Another journey of a life time! The Silk Road
In Central Asia, we will travel over 10,000 km along the old Silk Road in the footsteps of traders, monks, explorers, camels and horses, not to mention diplomats. They say to follow the Silk Road through the heart of Asia is to follow a ghost, to sink back in time. The original route has vanished save for the curious – people like us! In fact there was no one Silk Road. The routes changed according to local conditions - weather, natural disaster and ‘wars’, but all routes were central to trade and cultural exchange. They threaded across Asia’s highest mountains and bleakest deserts. It was history’s original information superhighway, a route for the exchanging ideas, goods and technology. The network had its main eastern terminus at the Chinese capital Chang’an, today’s Xi’an.
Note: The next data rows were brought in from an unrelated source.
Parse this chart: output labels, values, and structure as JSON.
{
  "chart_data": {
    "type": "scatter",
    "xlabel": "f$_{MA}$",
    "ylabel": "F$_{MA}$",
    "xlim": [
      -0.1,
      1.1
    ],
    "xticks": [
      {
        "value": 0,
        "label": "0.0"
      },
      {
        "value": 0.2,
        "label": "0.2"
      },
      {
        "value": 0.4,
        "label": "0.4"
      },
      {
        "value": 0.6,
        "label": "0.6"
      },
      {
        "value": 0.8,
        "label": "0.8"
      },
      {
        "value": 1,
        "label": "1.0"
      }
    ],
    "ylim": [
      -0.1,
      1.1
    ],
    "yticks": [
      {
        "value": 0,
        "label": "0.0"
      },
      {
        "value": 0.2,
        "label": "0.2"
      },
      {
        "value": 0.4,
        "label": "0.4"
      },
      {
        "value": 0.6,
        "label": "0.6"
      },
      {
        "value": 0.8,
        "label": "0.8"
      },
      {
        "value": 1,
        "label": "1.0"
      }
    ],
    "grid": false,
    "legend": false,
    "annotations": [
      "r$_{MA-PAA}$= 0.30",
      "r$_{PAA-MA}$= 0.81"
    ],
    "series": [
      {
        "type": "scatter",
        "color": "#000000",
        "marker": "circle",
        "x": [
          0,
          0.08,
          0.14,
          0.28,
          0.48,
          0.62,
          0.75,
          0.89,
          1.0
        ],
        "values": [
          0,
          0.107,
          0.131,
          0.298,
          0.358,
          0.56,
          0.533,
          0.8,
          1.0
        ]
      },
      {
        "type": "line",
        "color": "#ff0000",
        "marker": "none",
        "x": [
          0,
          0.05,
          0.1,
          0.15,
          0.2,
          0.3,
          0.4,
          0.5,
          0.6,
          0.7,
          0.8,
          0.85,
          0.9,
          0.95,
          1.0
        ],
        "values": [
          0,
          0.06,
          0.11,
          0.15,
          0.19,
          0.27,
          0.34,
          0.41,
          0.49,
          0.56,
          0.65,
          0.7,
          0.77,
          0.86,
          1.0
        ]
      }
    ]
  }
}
Interestingly it was China’s need for horses to battle nomads on its northern borders that provided much of the impetus for the early growth of the Silk Road; silk was traded in exchange for a steady supply of horses, the heavenly Han Xue Ma horses from the valley of Ferghana.
Our travels take us from Xi’an via the northern route through the Dzungarian Gap to track along the northern edge of the Tian Shan mountains. We eventually end our Silk Road journey in Istanbul.
This ancient cultural and economic superhighway is being redeveloped as the ‘Silk Road Economic Belt’; a development strategy proposed by the Chinese government to encourage connectivity and cooperation between Eurasian countries. A rose by any other name! The region is very rich in natural resources and has been fought over for thousands of years by big world players – the Persians, Monguls, Russians, English all vying for regional dominance. The cost as always has been the lives of countless thousands of locals. Ah the history of the world!
So be it, reading about the history of the region has held me spell-bound for months and I’m anxious to be there! For instance, it was along this route that the oldest printed book, the Diamond Sutra was discovered by British-Hungarian archaeologist Marc Ariel Stein in the early 1900s while on an expedition mapping the ancient Silk Road. The 5 metre long text was originally discovered in 1900 by a monk in Dunhuang, an old outpost of the Silk Road on the edge of the Gobi Desert (and sadly on the southern arm of the Silk Road). The Diamond Sutra, a Sanskrit text translated into Chinese, was one of 40,000 scrolls and documents hidden in ‘The Cave of a Thousand Buddhas’, a secret library sealed up around the year 1,000 when the area was threatened by a neighboring kingdom. It’s a fascinating story of exploration is a fairly hostile region. I recommend you read ‘Journeys on the Silk Road’ by Morgan and Walters; it’s intriguing and will have you wanting to keep turning page after page - or perhaps that’s just me, a desert-mystery lover.
Countries we will travel through on 'The Road' - China, Kazakhstan, Uzbekistan, Turkmenistan, Iran and Turkey.